Anyone can add a track to the playlists, which leads to some minor annoyances as users 'troll' certain songs. Stay tuned for rick rolls.
Tune Wiki provides song lyrics to pretty much every song around, which will no doubt lead to many festive sing-songs around the Christmas tree this year. It syncs to where you are in the song which is nifty, but the app doesn't do much more than that. Other functionality takes you out of Spotify and onto the website.
Finally, We Are Hunted is all about introducing you to music that's on the up and up - so it includes an emerging artists chart (a suspicious number of which feature on the Twilight Breaking Dawn soundtrack), or you can check new music out by genre and have the app build you an instant playlist based on an artist of your choosing which is, again, save-able to your playlist library.
Hands on: Spotify Apps review: Early verdict
Considering this is a beta version of the new interface, we didn't encounter too many bugs. Over an intensive course of use, we suffered a couple of crashes and a bit of lag.

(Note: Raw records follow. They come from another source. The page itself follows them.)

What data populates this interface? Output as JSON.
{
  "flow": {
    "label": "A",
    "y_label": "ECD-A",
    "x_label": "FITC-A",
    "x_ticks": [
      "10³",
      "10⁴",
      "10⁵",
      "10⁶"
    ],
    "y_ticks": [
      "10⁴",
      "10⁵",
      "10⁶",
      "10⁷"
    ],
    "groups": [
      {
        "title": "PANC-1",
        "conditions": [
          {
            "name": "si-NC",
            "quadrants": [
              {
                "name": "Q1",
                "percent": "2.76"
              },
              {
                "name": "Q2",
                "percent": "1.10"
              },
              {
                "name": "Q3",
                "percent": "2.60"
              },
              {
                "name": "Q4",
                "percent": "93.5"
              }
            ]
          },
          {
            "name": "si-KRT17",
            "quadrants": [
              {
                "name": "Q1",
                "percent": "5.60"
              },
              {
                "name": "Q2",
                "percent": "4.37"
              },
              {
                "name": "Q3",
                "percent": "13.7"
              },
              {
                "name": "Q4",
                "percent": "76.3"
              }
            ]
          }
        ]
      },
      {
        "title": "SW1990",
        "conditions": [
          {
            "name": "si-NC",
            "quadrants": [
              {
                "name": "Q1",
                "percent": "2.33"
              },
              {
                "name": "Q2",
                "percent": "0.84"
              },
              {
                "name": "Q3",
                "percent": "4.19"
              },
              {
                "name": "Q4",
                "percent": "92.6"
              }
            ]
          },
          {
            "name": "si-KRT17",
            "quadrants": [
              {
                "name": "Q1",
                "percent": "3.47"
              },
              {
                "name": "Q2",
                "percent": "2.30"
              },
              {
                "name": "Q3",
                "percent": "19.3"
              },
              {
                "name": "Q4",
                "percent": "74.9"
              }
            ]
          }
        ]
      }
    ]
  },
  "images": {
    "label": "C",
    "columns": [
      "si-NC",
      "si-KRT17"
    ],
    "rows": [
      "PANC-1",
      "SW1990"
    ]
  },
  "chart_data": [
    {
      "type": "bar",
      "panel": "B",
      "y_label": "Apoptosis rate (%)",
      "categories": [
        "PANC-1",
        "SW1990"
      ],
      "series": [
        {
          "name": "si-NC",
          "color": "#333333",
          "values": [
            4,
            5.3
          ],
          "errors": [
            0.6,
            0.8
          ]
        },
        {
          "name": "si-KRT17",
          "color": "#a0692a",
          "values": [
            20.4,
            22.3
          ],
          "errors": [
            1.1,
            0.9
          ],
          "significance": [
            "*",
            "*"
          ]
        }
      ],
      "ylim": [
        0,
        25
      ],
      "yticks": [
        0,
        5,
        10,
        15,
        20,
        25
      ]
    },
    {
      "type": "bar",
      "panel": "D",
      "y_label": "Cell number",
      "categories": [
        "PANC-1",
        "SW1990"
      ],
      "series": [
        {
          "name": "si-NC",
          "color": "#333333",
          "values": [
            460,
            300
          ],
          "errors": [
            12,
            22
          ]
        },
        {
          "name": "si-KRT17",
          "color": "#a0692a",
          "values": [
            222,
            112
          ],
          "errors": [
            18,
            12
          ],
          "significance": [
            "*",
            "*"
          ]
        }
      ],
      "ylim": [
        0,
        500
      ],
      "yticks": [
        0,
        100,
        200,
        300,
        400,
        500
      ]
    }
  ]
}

Our main annoyances arose where tracks are unavailable. A lot of the services are US-based, so we were constantly coming across tracks that aren't available in the UK and wishing that these were just stripped out.
Likewise, if a playlist begins with an unavailable track, it simply won't play from the album artwork, you have to open it up and get it going from the first available track.
Spotify has made an intersting decision to leave music discovery and curation to the experts, and we reckon it was a good move. We no longer need to rely on the areas where the service has always struggled before - its nonsensical artist radio and not-brilliant search functions.
Still, we can't help but feel there are a few things that could have taken priority over the app development. We published an article on 8 things we'd like to see from Spotify in August 2010 and thus far only folders for playlists have come to fruition.
Advanced search, selective sharing and playlist search seem like no-brainers to us, so we're puzzled about why the company has gone in this direction before sorting out basic functionality.
It'll be interesting to see where the App Finder goes next, with the floodgates no doubt opening to Joe Developer to try his hand at a Spotify app - the company assures us it will forever have final approval, but as the apps grow, it's going to have to sort out its library mechanism.
But that's not to say that we don't still rate Spotify as one of the top music services out there - and these apps simply broaden its appeal and we can't fault Spotify for not just resting on its laurels.
Although there are some apps we probably won't go back to, Last.fm, Pitchfork and We Are Hunted are sure-fire winners.